Research & Development
  The total number of FTEs employed by the Company to support its research and development efforts as of quarter end. This team includes product development and product management.
 
   
Genera & Administrative
  The total number of FTEs employed by the Company to support its general and administrative functions as of quarter end. This team includes finance, human resources, compliance, learning and development, internal audit, corporate technology, recruiting, facilities, and legal.
 
   
Total Employees
  The total number of FTEs employed by the Company as of quarter end.
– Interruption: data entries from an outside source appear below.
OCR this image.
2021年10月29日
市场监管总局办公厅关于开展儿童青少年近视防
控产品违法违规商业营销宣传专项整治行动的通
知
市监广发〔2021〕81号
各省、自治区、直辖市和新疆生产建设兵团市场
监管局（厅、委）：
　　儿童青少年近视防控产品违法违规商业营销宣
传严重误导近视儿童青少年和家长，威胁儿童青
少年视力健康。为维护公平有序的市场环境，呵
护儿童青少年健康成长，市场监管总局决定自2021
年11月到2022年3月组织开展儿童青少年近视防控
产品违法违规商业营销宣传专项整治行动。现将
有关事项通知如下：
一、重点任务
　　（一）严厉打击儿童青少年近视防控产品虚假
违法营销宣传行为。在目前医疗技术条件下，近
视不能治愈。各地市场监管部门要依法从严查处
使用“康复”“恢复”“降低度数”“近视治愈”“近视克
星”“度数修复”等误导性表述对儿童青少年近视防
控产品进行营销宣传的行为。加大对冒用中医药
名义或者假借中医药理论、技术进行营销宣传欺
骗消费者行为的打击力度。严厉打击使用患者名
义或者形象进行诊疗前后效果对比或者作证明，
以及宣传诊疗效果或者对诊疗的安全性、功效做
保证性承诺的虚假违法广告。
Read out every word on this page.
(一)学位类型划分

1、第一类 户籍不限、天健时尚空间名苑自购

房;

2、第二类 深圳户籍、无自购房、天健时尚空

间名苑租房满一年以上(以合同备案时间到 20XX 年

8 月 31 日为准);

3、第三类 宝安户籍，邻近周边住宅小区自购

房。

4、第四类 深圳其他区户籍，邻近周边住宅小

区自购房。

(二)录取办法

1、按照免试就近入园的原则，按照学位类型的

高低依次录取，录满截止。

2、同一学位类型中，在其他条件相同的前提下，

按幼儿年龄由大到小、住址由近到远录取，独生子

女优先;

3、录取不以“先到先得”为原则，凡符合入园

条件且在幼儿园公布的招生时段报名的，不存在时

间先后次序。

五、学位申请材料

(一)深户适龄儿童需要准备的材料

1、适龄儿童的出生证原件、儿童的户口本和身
This number excludes interns and seasonal employees.
 
   
Quota-Carrying Sales Force
   
 
   
Small Practice
  Quota-carrying sales representatives assigned to bring in net new annual recurring revenue from the small practice segment (organizations with 1-3 physicians) as of quarter end.
 
   
Group Practice
  Quota-carrying sales representatives assigned to bring in net new annual recurring revenue from the group practice segment (organizations with 4-150 physicians) as of quarter end.
 
   
Enterprise Segment
  Quota-carrying sales representatives assigned to bring in net new annual recurring revenue from the enterprise market segment (organizations with 150+ physicians) as of quarter end.
 
   
Cross-Sell
  Quota-carrying sales representatives assigned to bring in net new annual recurring revenue from the sale of additional services to existing athenaCollector clients as of quarter end.
 
   
Total Quota Carrying Sales Representatives
  The total number of Sales representatives who carry quota for net new annual recurring revenue as of quarter end.